Wednesday, February 04, 2009

The Al Jazeera problem

Ever since Al Jazeera TV began its English-language broadcasts in November 2006, a section of media and liberal opinion in the UK and US has greeted the new news channel, with its extensive list of high-profile Western broadcasters and journalists, as a respectable source of information and analysis related to events in the Middle East. The Independent newspaper even offers readers of its website a daily broadcast of the Al Jazeera headlines. During the Gaza conflict, there was a consensus among "right-thinking" media people that the channel was to be congratulated on its coverage, which was all the more sought after because of the fact that it was one of the few news outlets able to beat the Israeli security blackout.

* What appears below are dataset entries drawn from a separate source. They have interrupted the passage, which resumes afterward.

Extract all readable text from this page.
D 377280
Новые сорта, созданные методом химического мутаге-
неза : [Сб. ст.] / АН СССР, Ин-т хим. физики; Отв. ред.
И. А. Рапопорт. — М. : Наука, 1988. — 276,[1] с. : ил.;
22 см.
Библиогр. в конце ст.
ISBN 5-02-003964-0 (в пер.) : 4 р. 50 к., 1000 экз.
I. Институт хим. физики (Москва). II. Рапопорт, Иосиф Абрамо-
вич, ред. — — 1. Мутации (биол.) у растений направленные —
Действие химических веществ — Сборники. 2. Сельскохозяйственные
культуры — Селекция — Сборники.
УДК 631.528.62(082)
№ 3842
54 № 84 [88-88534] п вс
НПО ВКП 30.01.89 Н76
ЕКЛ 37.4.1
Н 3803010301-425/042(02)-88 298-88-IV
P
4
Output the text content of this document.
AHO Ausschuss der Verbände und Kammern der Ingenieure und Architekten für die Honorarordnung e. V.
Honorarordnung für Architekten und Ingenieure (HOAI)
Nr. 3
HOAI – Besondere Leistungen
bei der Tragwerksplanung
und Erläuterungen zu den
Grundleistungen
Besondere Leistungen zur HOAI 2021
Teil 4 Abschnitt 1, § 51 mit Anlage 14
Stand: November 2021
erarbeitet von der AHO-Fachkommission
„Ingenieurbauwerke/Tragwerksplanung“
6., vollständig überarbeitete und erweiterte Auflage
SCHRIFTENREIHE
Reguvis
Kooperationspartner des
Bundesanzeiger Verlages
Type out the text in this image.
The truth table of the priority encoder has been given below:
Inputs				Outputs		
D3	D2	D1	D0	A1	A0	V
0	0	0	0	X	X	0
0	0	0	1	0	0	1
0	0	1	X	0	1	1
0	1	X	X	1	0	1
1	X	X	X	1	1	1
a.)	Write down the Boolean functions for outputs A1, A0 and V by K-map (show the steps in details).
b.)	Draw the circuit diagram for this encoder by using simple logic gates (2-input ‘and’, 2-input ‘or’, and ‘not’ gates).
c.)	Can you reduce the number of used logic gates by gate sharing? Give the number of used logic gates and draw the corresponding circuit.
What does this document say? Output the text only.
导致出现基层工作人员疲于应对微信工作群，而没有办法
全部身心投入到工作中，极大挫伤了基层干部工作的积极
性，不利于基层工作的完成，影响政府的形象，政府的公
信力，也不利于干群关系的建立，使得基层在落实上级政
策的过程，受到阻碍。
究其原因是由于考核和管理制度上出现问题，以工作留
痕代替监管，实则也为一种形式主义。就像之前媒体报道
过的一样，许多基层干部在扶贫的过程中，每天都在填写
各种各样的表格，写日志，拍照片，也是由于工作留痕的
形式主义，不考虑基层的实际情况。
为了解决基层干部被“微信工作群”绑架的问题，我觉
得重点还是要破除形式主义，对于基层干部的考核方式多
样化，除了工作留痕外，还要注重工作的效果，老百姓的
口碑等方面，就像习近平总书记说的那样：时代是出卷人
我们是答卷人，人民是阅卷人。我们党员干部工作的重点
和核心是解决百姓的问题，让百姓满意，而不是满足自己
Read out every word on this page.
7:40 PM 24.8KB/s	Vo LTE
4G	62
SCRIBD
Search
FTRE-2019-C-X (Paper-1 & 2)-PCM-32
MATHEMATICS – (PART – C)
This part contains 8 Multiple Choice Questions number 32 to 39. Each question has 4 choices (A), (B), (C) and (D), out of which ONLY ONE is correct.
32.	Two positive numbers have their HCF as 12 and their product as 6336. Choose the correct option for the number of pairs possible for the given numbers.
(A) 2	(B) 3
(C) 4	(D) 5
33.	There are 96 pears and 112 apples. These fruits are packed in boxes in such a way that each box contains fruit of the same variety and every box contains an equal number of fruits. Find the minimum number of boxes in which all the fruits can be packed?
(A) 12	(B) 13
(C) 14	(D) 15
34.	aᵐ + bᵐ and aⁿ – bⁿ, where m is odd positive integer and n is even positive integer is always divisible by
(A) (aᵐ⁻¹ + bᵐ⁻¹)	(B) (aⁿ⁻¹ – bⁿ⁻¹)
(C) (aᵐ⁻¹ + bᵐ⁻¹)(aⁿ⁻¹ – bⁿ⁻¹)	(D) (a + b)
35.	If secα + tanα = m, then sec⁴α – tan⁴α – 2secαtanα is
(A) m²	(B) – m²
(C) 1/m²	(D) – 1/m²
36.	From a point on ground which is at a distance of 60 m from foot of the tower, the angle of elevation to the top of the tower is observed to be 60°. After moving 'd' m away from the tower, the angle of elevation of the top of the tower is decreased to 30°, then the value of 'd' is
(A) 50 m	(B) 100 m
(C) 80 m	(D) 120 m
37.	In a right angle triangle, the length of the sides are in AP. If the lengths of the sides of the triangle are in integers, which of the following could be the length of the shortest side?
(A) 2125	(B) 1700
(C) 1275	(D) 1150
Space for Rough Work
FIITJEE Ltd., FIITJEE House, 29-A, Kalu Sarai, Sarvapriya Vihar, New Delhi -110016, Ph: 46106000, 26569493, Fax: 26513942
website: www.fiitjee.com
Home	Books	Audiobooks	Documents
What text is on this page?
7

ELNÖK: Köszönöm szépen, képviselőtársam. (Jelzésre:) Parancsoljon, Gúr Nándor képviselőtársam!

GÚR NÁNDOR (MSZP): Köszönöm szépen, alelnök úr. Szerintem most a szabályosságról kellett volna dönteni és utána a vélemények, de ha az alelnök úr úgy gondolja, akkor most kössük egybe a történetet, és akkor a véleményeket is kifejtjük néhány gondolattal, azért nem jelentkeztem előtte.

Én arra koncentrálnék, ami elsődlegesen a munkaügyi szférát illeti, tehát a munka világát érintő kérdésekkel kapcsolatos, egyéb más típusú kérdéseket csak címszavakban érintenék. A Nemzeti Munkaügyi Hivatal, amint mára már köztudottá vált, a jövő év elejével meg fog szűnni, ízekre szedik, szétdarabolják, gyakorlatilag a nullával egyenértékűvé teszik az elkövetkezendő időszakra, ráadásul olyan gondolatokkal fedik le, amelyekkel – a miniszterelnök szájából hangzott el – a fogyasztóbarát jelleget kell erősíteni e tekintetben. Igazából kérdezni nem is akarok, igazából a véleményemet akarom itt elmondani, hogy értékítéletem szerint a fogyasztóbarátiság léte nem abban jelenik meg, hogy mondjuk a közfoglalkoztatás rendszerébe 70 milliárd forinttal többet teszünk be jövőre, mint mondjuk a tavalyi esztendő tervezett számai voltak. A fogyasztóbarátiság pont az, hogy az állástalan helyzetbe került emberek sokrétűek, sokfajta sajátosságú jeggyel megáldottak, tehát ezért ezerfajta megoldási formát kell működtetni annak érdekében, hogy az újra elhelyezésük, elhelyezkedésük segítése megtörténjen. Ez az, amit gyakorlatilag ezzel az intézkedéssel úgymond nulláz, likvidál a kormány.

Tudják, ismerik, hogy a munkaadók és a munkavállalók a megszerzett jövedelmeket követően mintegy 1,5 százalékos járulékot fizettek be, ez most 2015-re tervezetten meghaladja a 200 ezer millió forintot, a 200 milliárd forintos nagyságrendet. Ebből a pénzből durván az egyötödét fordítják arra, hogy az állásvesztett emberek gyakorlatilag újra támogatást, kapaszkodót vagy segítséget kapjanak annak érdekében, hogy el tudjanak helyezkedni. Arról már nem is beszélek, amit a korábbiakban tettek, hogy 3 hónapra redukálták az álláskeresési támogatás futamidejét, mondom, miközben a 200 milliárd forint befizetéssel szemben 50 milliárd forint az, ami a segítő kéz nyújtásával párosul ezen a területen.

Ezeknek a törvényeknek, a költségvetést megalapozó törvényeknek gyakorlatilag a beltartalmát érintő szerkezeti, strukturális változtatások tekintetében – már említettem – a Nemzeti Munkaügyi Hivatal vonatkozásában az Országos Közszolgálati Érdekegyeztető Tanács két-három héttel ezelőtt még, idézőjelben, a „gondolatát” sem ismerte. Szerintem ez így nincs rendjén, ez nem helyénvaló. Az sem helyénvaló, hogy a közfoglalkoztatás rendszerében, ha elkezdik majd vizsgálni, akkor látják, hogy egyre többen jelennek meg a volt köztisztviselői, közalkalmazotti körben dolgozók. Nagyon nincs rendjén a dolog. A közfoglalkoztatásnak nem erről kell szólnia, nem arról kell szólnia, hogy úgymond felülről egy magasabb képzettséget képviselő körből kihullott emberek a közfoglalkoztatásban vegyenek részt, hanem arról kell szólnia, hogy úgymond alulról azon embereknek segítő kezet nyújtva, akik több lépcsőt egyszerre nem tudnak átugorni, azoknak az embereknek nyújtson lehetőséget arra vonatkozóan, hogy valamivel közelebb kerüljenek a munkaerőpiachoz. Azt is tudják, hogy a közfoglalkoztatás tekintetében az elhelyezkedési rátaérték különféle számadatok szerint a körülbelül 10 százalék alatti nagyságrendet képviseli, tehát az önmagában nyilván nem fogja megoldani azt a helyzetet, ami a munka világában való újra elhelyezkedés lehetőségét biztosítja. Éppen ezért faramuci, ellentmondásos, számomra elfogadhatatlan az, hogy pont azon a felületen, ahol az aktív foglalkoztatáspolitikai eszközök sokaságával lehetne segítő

Now, however, it appears that Al Jazeera has begun to broadcast statements by figures in the Islamic world which are clearly not only inflammatory, but also obviously aimed at stirring up anti-Semitism and extremism in the West, In a recent statement, the Islamic cleric Sheikh Yousuf Al-Qaradawi called for a Second Holocaust and openly endorsed the policies of Adolf Hitler:

Throughout history, Allah has imposed upon the [Jews] people who would punish them for their corruption. The last punishment was carried out by Hitler. By means of all the things he did to them – even though they exaggerated this issue – he managed to put them in their place. This was divine punishment for them. Allah willing, the next time will be at the hand of the believers.

Why is Al Jazeera promoting this kind of material? And what is the reaction of those British, American and European journalists and media personalities who have put their names and talents to work for the channel?

Via Harry's Place

Monday, February 02, 2009

King of kings

The BBC reports that Libyan leader Muammar Gaddafi has been chosen as this year's chairman of the 53-nation African Union at the AU summit in Ethiopia.

The BBC's Elizabeth Blunt in Addis Ababa says it was the turn of North Africa to lead the bloc, and Col Gaddafi was seen as the obvious choice. However, some African leaders believe the Libyan leader is too erratic to be AU chairman.

Before he arrived at the summit, he circulated a letter saying he was coming as the king of the traditional kings of Africa and he wanted to be seated as the king of kings, our correspondent says.

Col Gaddafi has previously outlined his vision for African unity.

He wants a single African military force, a single currency and a single passport for Africans to move within the continent.

Last August, a meeting of more than 200 African kings and traditional rulers bestowed the title "king of kings" on the Libyan leader. 

Hat tip: Leopoldo

Brodsky in Iceland


Joseph Brodsky with the Icelandic poet Jóhann Hjálmarsson (left) and yours truly in the garden of Jóhann's home in Reykjavík, June 1978. The tree in the photo was the tallest in Iceland at that time. (Morgunblaðið, 23 October 1987).


Iceland: a chillier Dubai

In an interview for the Sunday Times, Dorrit Moussaieff, the wife of Iceland's President Ólafur Ragnar Grímsson, describes her view of Iceland's future. Excerpt:

Indeed, she’s hoping to turn the country into a sort of deluxe haven where cosseted clients from around the world can come and pick up treats: a chillier version of Dubai, with fish and geysers instead of sand. Moussaieff has stumbled upon a disused airbase in Iceland and hopes to transform it into a store for art collections that people will then be able to visit. She has teamed up with her great friend the art collector and heiress Francesca von Habsburg for the scheme.